Making Northeastern Better for Everyone

“I don’t know why, but from a young age I’ve always loved chemistry,” says Lineyah Mitchell, E’21 and ME’21, chemical engineering.

So, when she graduated from Brooklyn Technical High School, which has a focus on science and engineering, she knew she wanted to continue on that path. But, the exact path was uncertain. While she considered Ivy League universities, she wanted to go someplace where she could really focus on technical studies. Then she visited Northeastern.

“I really liked the vibe when I visited,” Mitchell explains. “People didn’t look miserable! Other campuses I visited weren’t as lively or welcoming.”

Add that positive vibe to the University’s co-op program, and Mitchell’s mind was made up. While she has always been interested in chemistry and engineering, narrowing those interests down has been a challenge.

“I’ve never been one to be into only one thing; I have so many hobbies and interests,” she says.

Both of her co-ops have helped her take the abstract concepts in chemistry and apply them in practical ways, solidifying her belief that a chemical engineering career is right for her.

“I have fun when I can figure things out in this field,” she says. “I feel like I’m making progress. I feel like I can challenge myself, I enjoy myself… most days.”

Mitchell has so far completed co-ops with Concert Pharmaceuticals and Via Separations, and got wide-ranging experience to help her narrow down her interests a bit. At Concert Pharmaceuticals she was on the Pharmaceutical Development team and responsible for process development and data analysis, while at Via Separations she produced and tested membranes and membrane elements in tandem with scale-up efforts and was responsible for data analysis.

“I’m not as specific yet as some people,” she says. “But solving a problem that will help people or contributing to something that will positively impact the world, that’s the part that I enjoyed.”

During her time at the Northeastern University College of Engineering, Mitchell has done more than most to help continue—and broaden—the welcoming, lively atmosphere she fell in love with during her campus visit. She has worked tirelessly to help make engineering careers more open and inclusive for everyone.

Lineyah Mitchell (second from the right) receives an award as part of a panel at a National Society of Black Engineers conference.

She was on the executive board of the Black Engineering Student Society (BESS) for three years before taking a step back this year. That doesn’t mean she isn’t around, though. She still attends meetings and events when she can to help answer questions, give advice, or simply listen to other students.
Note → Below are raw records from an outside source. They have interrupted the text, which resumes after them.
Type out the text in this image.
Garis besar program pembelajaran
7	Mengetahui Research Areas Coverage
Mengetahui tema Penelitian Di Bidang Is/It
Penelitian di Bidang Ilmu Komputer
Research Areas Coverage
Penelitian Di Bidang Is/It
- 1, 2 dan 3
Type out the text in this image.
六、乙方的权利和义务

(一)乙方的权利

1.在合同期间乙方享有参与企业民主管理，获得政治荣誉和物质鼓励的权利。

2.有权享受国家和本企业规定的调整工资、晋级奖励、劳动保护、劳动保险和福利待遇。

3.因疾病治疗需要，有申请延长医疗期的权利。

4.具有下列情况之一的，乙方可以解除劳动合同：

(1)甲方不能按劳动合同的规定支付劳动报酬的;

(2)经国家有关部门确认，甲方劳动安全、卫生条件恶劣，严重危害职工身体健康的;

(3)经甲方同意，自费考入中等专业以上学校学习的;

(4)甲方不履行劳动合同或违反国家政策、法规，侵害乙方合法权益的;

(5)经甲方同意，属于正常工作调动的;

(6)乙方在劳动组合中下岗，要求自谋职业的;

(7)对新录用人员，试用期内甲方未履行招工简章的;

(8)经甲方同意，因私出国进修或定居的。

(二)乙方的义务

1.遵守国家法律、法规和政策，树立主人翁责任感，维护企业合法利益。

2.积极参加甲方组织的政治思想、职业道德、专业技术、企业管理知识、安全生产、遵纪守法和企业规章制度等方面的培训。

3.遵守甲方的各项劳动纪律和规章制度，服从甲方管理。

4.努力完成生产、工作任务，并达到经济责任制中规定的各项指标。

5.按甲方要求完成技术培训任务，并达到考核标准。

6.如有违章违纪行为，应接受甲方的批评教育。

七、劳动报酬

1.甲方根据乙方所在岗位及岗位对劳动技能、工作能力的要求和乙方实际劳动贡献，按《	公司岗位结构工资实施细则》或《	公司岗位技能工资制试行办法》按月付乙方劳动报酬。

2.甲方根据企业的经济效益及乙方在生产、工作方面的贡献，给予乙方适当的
“One small thing anyone can do to help make sure everyone feels welcome is simply have a conversation,” she explains. “If you see someone sitting alone, go talk to them, listen to them.”

For all her accomplishments at Northeastern, Mitchell has earned the National Action Council for Minorities in Engineering (NACME) scholarship, which is offered as part of Northeastern’s new partnership with the organization.

One thing she really appreciates about the scholarship is the networking opportunities and events the organization develops.

“Nobody knows every option in their field, so you can learn so much just from the networking opportunities,” she describes. “You can learn new information about your field, your career, yourself, and also other fields.”

She also appreciates that the organization clearly considers and plans events carefully. For example, for a virtual career fair, students weren’t just given a link and left on their own. They were given guidelines to go to three sessions and talk to at least 10 people.

“So, even now, they’re helping introduce us to companies that want to hire NACME scholars and are hiring full-time for co-ops,” she describes. “Every company had a group chat, then answered questions over DM. For what it was, it was a very good and interesting way to deal with the situation we’re in.”

After graduation, Mitchell plans to work in industry and then perhaps head back to school for a PhD, or other advanced degree, after a few years.